Graduate case study - integrity and accountability

 

chris mattinson

Chris Mattinson

Chris is currently a project manager for a mentoring charity in London, working with young people to help them think about their future options and how they might get there. He graduated from the University of Kent in 2014 with a degree in English and American Literature with a Year Abroad. While at Kent, he was involved with several volunteering opportunities, being President of the LGBT Society, part of the Trampoline club and an Ambassador for the School of English.

 

In what ways did Kent equip you with the skills necessary to excel when you graduate?

As well as the skills developed through my course, the volunteering that I was able to do at Kent enabled me to grow my confidence in putting myself out there and trying new things. By running in society elections, my confidence became greater and allowed me to lead my society effectively. This confidence is really valuable to be in my current role where I frequently deliver training sessions for young people and work with several external partners to develop mentoring projects.

What do integrity and accountability mean within your sector?

Working with disadvantaged young people, integrity and accountability are two essential attributes. Integrity means being able to put the needs of young people first and keeping that passion for improving the lives of young people central to all of our work, no matter what changes or obstacles may come up along the way. Being accountable means accepting the responsibility for young people you are working with and understanding that your actions are directly effecting someone else, someone who requires the service we provide and the projects we create to be successful and high functioning. Both of these attributes for me came through my work with the LGBT Society in my various roles, including my time as President. Being passionate about making others comfortable to be themselves required strong integrity and accountability, whether through organising campaigns, events or simply providing spaces where everyone could feel respected, safe and themselves.

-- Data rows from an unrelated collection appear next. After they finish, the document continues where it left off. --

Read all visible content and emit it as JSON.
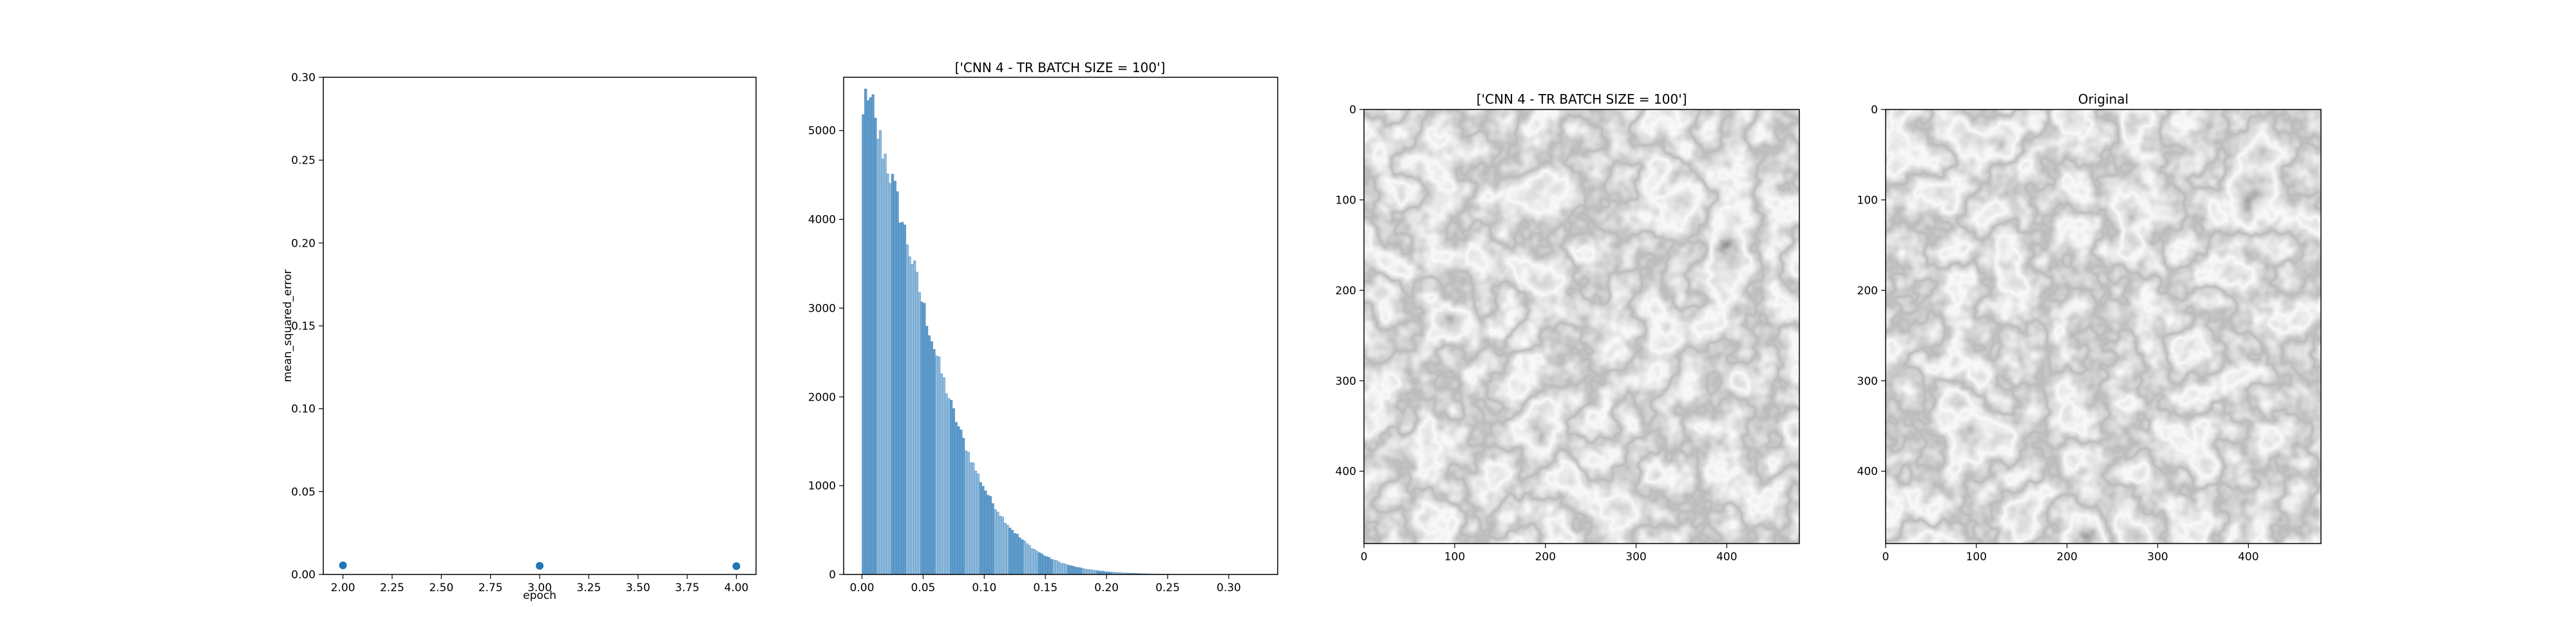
{
  "chart_data": [
    {
      "type": "scatter",
      "title": "",
      "xlabel": "epoch",
      "ylabel": "mean_squared_error",
      "xlim": [
        1.9,
        4.1
      ],
      "ylim": [
        0.0,
        0.3
      ],
      "xticks": [
        "2.00",
        "2.25",
        "2.50",
        "2.75",
        "3.00",
        "3.25",
        "3.50",
        "3.75",
        "4.00"
      ],
      "yticks": [
        "0.00",
        "0.05",
        "0.10",
        "0.15",
        "0.20",
        "0.25",
        "0.30"
      ],
      "x": [
        2,
        3,
        4
      ],
      "y": [
        0.0055,
        0.0052,
        0.005
      ],
      "color": "#1f77b4",
      "grid": false
    },
    {
      "type": "bar",
      "title": "['CNN 4 - TR BATCH SIZE = 100']",
      "xlabel": "",
      "ylabel": "",
      "xlim": [
        -0.015,
        0.34
      ],
      "ylim": [
        0,
        5600
      ],
      "xticks": [
        "0.00",
        "0.05",
        "0.10",
        "0.15",
        "0.20",
        "0.25",
        "0.30"
      ],
      "yticks": [
        "0",
        "1000",
        "2000",
        "3000",
        "4000",
        "5000"
      ],
      "bin_start": 0.0,
      "bin_width": 0.002,
      "peak_count": 5300,
      "color": "#1f77b4",
      "grid": false
    },
    {
      "type": "image",
      "title": "['CNN 4 - TR BATCH SIZE = 100']",
      "xlim": [
        0,
        480
      ],
      "ylim": [
        480,
        0
      ],
      "xticks": [
        "0",
        "100",
        "200",
        "300",
        "400"
      ],
      "yticks": [
        "0",
        "100",
        "200",
        "300",
        "400"
      ],
      "colormap": "gray"
    },
    {
      "type": "image",
      "title": "Original",
      "xlim": [
        0,
        480
      ],
      "ylim": [
        480,
        0
      ],
      "xticks": [
        "0",
        "100",
        "200",
        "300",
        "400"
      ],
      "yticks": [
        "0",
        "100",
        "200",
        "300",
        "400"
      ],
      "colormap": "gray"
    }
  ]
}
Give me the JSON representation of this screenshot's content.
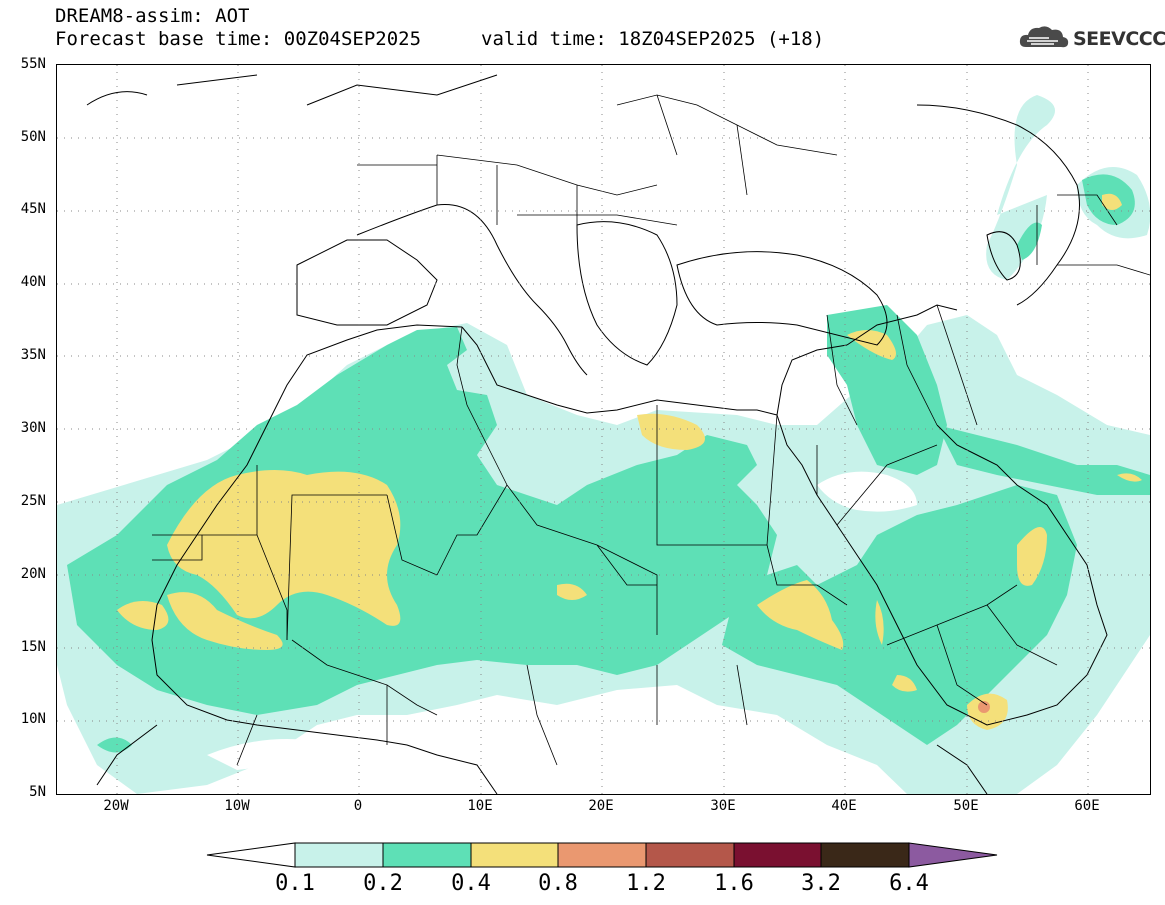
{
  "title": {
    "line1": "DREAM8-assim: AOT",
    "base_time": "Forecast base time: 00Z04SEP2025",
    "valid_time": "valid time: 18Z04SEP2025 (+18)"
  },
  "logo": {
    "text": "SEEVCCC",
    "icon": "cloud-icon"
  },
  "map": {
    "projection": "lat-lon",
    "lon_range": [
      -25,
      65
    ],
    "lat_range": [
      5,
      55
    ],
    "gridlines": "dotted",
    "lat_labels": [
      "55N",
      "50N",
      "45N",
      "40N",
      "35N",
      "30N",
      "25N",
      "20N",
      "15N",
      "10N",
      "5N"
    ],
    "lon_labels": [
      "20W",
      "10W",
      "0",
      "10E",
      "20E",
      "30E",
      "40E",
      "50E",
      "60E"
    ]
  },
  "colorbar": {
    "labels": [
      "0.1",
      "0.2",
      "0.4",
      "0.8",
      "1.2",
      "1.6",
      "3.2",
      "6.4"
    ],
    "colors": [
      "#c8f2ea",
      "#5ee0b6",
      "#f4e07a",
      "#ea9870",
      "#b4574a",
      "#7a1030",
      "#3a2818",
      "#8c5aa0"
    ]
  }
}
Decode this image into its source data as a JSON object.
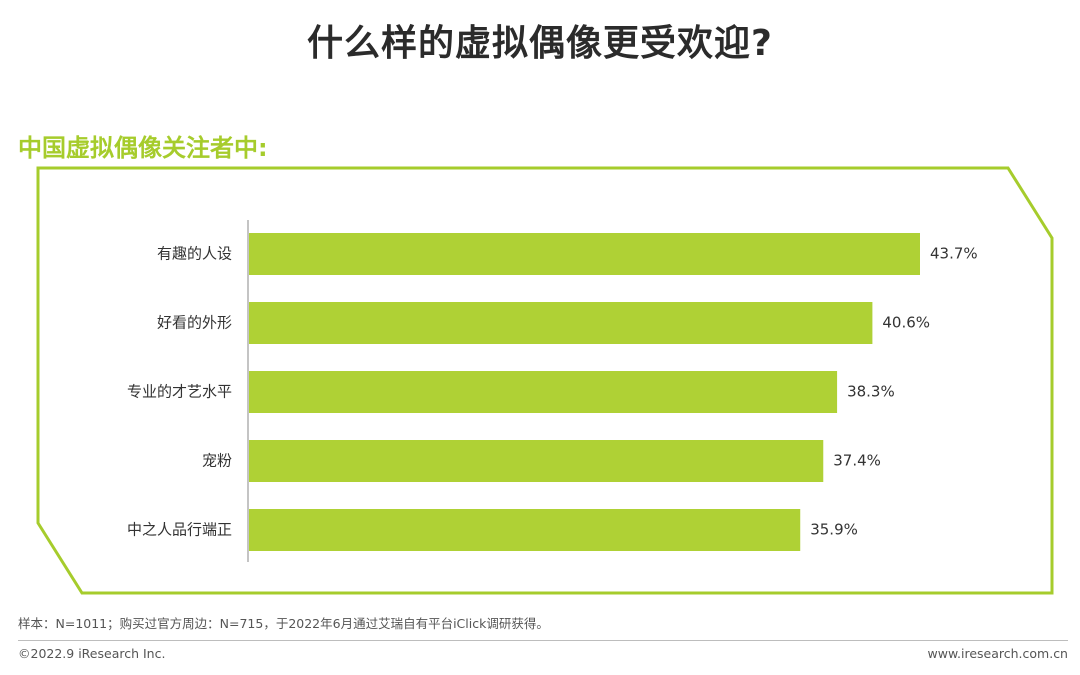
{
  "header": {
    "title": "什么样的虚拟偶像更受欢迎?",
    "subtitle": "中国虚拟偶像关注者中:"
  },
  "colors": {
    "accent": "#a6cc2c",
    "bar": "#afd135",
    "axis": "#888888"
  },
  "chart_data": {
    "type": "bar",
    "orientation": "horizontal",
    "categories": [
      "有趣的人设",
      "好看的外形",
      "专业的才艺水平",
      "宠粉",
      "中之人品行端正"
    ],
    "values": [
      43.7,
      40.6,
      38.3,
      37.4,
      35.9
    ],
    "value_labels": [
      "43.7%",
      "40.6%",
      "38.3%",
      "37.4%",
      "35.9%"
    ],
    "unit": "%",
    "grid": false,
    "legend": "none"
  },
  "footer": {
    "note": "样本：N=1011；购买过官方周边：N=715，于2022年6月通过艾瑞自有平台iClick调研获得。",
    "copyright": "©2022.9 iResearch Inc.",
    "website": "www.iresearch.com.cn"
  }
}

How have developing these skills helped you in your career?

Without integrity, I would not be able to pursue my passion for empowering young people. I need that integrity, as well as the accountability, to represent young people and work with others to always make sure that the work we do puts young people first. Building confidence through my role leading the LGBT society has helped me not only to succeed in interviews and applying for graduate level roles, but also to succeed in these roles and progress to higher levels.